Social media continued to drive the same kind of progressive uprisings it had in a pre-Trump world. But in a post-Trump world, progressives and the mainstream media continued to treat social media as nothing but a net negative.
The right, on the other hand, saw this progressive groundswell as an existential threat. Trump supporters saw a conspiracy of algorithmic tweaking and censorship by “big woke tech”—the kind of thing “Uncle Ted” (a.k.a. the Unabomber) warned about in his manifesto, which later drew praise from Republican candidates like Blake Masters.
Eventually this led to numerous bipartisan bills aimed at reining in social media—many of which were unconstitutional. A number of Republicans called for TikTok to be banned, including Trump. GOP lawmakers also pushed for social media time and age limits; the latter won the backing of progressive public intellectuals like Jonathan Haidt.
When Fox News contributor Lisa Boothe reacted to the Republican midterm defeats with another call to ban TikTok, she seemed to say the quiet part out loud: “[It] would be not only good for national security, but also helpful politically. Too much brainwashing on there…”

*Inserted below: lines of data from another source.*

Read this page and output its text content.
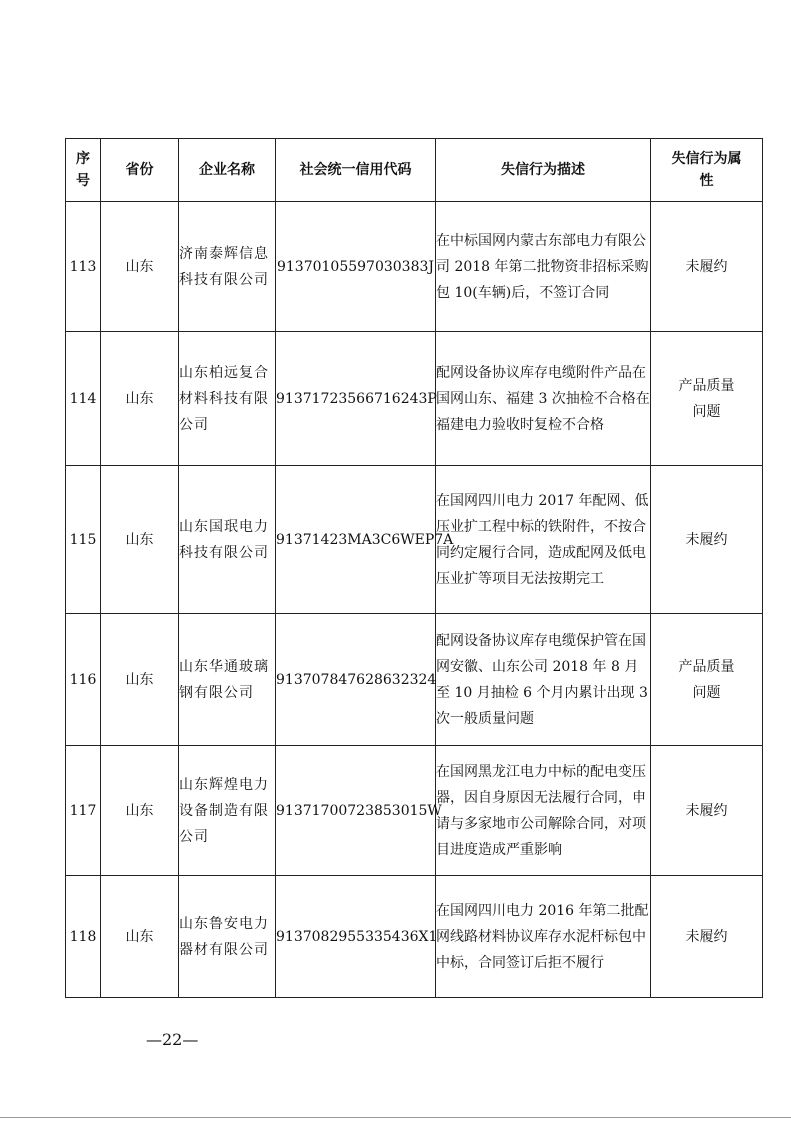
序号	省份	企业名称	社会统一信用代码	失信行为描述	失信行为属性

113	山东	济南泰辉信息科技有限公司	91370105597030383J	在中标国网内蒙古东部电力有限公司 2018 年第二批物资非招标采购包 10(车辆)后，不签订合同	未履约
114	山东	山东柏远复合材料科技有限公司	91371723566716243P	配网设备协议库存电缆附件产品在国网山东、福建 3 次抽检不合格在福建电力验收时复检不合格	产品质量问题

115	山东	山东国珉电力科技有限公司	91371423MA3C6WEP7A	在国网四川电力 2017 年配网、低压业扩工程中标的铁附件，不按合同约定履行合同，造成配网及低电压业扩等项目无法按期完工	未履约
116	山东	山东华通玻璃钢有限公司	913707847628632324	配网设备协议库存电缆保护管在国网安徽、山东公司 2018 年 8 月至 10 月抽检 6 个月内累计出现 3 次一般质量问题	产品质量问题

117	山东	山东辉煌电力设备制造有限公司	91371700723853015W	在国网黑龙江电力中标的配电变压器，因自身原因无法履行合同，申请与多家地市公司解除合同，对项目进度造成严重影响	未履约
118	山东	山东鲁安电力器材有限公司	9137082955335436X1	在国网四川电力 2016 年第二批配网线路材料协议库存水泥杆标包中中标，合同签订后拒不履行	未履约
—22—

The recent electoral victories have made the pollyannaish naïveté of the Obama years suddenly seem less naïve. The power of social media to “bend the arc of history towards justice” has become clear at home and abroad once again, as Iranian and American women fight for their rights.
Republicans know social media is a double-edged sword. It’s time for progressives to remember that too—and learn how to wield it.